☁️13: Di Balik Keluh Kesah☁️

Começar do início
                                    

Kututup laptop dan merapikan charger. Aku lantas bangkit dan melangkah ke kulkas karena tenggorokanku rasanya kering. Beberapa teguk air kedengaran bagus untuk menjernihkan suasana hati dan setumpuk hal semrawut dalam kepala. Merasa cukup segar, aku kembali mengecek ponsel. Wajahku ceria membaca balasan Mas Iyan yang sudah kutunggu-tunggu.

Calm down Kak Bi

Tukang servisnya otw ke kost

Aku cuma menebak Mas Iyan mengirim salah satu temannya yang kebetulan nongkrong di tempat print ke kost buat ambil laptopku. Lalu ketika pekerjaannya selesai nanti, Mas Iyan bakal pergi ke tempat servis untuk memeriksakan laptopku lebih lanjut.

Kubereskan kekacauan di kamarku sekenanya. Kemudian menarik keluar tas laptop yang sehari-hari kuselipkan dalam lemari agar teman Mas Iyan tidak harus berlama-lama menunggui aku menyiapkan laptop beserta perintilannya. Orang tersebut sudah cukup berbaik hati meluangkan waktu dan kupikir dengan melakukan hal kecil ini, paling tidak aku tahu cara menghargai orang dan juga tidak sepenuhnya jadi gadis yang merepotkan.

Mendengar pintu kamarku diketuk, buru-buru kuputar kunci tanpa mengintip lewat tirai jendela seperti yang biasanya kulakukan. Berhubung aku memang hanya sedang menunggu satu orang. Kutahan daun pintu dengan agak kebingungan. Menurutku ini berlebihan. Aku tahu aku sudah menyerah mengusir bayangan Awan dari otakku apalagi setelah percakapan kami di atas motornya. Tapi masa sebegininya? Masa harus sesering ini mataku salah memvisualisasi siapapun sebagai cowok itu?

“Hai...”

Astaga, masa sampai suaranya juga?

“Kata Iyan laptop lo lagi bermasalah ya?”

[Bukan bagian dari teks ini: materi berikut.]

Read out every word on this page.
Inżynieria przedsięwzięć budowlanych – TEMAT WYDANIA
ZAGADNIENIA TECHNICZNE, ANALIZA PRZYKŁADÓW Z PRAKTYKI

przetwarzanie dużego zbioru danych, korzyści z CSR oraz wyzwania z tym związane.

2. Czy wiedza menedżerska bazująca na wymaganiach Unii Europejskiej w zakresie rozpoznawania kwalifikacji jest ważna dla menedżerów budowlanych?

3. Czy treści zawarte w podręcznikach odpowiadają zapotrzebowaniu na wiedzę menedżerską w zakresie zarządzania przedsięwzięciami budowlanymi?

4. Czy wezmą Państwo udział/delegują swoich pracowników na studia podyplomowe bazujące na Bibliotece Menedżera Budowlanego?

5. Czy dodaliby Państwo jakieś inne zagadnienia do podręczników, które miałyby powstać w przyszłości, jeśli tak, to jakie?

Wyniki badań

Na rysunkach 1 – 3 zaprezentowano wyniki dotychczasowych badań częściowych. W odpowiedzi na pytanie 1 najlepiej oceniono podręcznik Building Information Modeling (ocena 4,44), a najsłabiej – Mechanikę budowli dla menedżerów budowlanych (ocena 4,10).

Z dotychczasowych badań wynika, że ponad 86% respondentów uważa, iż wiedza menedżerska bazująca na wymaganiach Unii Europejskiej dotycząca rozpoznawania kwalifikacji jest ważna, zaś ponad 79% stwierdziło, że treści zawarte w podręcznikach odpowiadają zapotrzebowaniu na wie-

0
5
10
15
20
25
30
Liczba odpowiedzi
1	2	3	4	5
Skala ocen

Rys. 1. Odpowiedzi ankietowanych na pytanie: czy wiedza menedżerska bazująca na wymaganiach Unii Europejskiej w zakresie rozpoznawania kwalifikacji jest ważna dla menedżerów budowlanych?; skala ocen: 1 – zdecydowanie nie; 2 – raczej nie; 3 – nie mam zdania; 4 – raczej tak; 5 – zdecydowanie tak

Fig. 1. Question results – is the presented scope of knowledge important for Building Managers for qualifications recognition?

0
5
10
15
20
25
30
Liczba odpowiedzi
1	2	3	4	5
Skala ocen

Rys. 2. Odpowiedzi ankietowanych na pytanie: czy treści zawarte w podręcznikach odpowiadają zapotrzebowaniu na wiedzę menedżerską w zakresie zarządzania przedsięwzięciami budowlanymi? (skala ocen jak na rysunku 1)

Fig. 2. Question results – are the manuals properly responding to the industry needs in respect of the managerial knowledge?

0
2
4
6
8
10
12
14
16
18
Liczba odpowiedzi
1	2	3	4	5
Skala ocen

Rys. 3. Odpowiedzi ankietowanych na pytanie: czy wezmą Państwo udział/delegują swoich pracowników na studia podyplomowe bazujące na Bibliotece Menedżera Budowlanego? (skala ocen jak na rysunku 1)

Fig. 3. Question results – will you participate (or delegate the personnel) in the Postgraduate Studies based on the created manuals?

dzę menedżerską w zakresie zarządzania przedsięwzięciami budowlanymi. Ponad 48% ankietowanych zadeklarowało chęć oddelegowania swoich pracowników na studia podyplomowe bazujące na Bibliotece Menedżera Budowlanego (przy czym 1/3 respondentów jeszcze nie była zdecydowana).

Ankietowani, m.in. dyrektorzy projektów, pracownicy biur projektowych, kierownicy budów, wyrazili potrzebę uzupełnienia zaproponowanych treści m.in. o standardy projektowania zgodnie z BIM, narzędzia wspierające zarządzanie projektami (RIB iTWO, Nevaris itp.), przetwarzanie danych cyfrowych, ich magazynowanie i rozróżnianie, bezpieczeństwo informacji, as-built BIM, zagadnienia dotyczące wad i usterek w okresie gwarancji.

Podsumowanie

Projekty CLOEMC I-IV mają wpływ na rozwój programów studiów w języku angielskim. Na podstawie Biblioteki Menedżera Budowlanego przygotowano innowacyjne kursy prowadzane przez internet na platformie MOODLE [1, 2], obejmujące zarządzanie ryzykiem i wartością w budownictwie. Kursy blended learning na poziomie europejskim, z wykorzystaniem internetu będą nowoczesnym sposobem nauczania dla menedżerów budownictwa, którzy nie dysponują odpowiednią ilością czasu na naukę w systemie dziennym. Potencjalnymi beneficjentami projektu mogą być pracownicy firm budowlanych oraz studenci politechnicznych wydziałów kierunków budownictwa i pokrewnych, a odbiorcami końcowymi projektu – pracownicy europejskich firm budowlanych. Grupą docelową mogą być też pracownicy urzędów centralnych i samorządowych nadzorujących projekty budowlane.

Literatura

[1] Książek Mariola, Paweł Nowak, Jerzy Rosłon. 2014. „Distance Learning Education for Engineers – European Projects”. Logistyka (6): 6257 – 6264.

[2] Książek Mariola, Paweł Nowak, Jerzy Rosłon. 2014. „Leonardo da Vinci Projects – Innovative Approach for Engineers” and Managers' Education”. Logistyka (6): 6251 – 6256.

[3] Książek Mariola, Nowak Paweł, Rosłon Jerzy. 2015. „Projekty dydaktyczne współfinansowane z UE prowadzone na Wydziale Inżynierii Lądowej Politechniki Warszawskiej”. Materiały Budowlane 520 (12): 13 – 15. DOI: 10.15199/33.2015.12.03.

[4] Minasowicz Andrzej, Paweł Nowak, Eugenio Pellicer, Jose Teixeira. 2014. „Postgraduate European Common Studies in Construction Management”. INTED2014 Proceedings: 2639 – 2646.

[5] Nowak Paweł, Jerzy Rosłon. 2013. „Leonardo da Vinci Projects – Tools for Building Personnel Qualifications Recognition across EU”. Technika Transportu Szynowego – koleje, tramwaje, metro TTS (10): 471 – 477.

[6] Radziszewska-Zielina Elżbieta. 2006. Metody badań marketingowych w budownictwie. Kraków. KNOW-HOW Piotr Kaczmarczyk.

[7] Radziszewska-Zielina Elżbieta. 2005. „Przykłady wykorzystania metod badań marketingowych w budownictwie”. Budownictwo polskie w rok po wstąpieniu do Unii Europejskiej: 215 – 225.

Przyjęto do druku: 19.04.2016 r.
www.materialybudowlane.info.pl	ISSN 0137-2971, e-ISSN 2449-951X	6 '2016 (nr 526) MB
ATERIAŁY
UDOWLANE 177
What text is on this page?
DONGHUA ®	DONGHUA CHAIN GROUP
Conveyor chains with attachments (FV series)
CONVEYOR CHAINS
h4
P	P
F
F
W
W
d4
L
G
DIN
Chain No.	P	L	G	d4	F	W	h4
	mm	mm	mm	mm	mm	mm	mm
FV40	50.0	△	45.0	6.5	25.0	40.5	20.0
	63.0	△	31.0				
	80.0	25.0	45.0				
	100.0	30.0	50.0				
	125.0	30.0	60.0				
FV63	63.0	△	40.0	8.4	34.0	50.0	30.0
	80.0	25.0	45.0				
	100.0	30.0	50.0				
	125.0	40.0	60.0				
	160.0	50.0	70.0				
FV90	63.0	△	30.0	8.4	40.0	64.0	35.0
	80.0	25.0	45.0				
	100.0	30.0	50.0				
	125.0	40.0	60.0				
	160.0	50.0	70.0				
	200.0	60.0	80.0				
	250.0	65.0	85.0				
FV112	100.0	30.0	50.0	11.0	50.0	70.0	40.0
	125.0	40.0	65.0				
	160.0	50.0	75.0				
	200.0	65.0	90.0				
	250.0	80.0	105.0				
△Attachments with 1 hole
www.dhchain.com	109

Tunggu-tunggu, aku sudah kedip-kedip lebih dari lima kali tapi kenapa wajah yang kulihat masih sama?

“Tempat Iyan lagi rame sekarang. Misal lo ke tempat servisnya sama gue aja gimana, Bi?”

Untuk kedua kalinya, aku memerosotkan bahu. Kali ini sebab aku tidak habis pikir sendiri. Bahkan berada di dalam kamar kost sepanjang hari juga tidak berhasil menghalangi Awan untuk menemukanku. Serius, jika Awan menganggap usahanya untuk mendekat ini seperti tantangan, memangnya apa sih yang ingin ia menangkan?

☁️⭐☁️⭐

Kami naik sepeda. Bukan sengaja supaya romantis karena siapa sih yang bisa-bisanya punya anggapan begitu? Noda basah yang tercetak pada kaos di area bawah leher Awan itu nggak menjelaskan hal lain kecuali satu kata: capek. Di belakangnya aku mendengkus geli. Dasar! Awan sepertinya lupa ia dan aku sudah sama-sama meninggalkan rutinitas bersepeda setiap pergi dan pulang sekolah sejak beberapa tahun. Bahkan buat ukuran pemain basket, Awan nggak bisa bohong kalau tenaga goesnya sudah nggak setangguh dulu.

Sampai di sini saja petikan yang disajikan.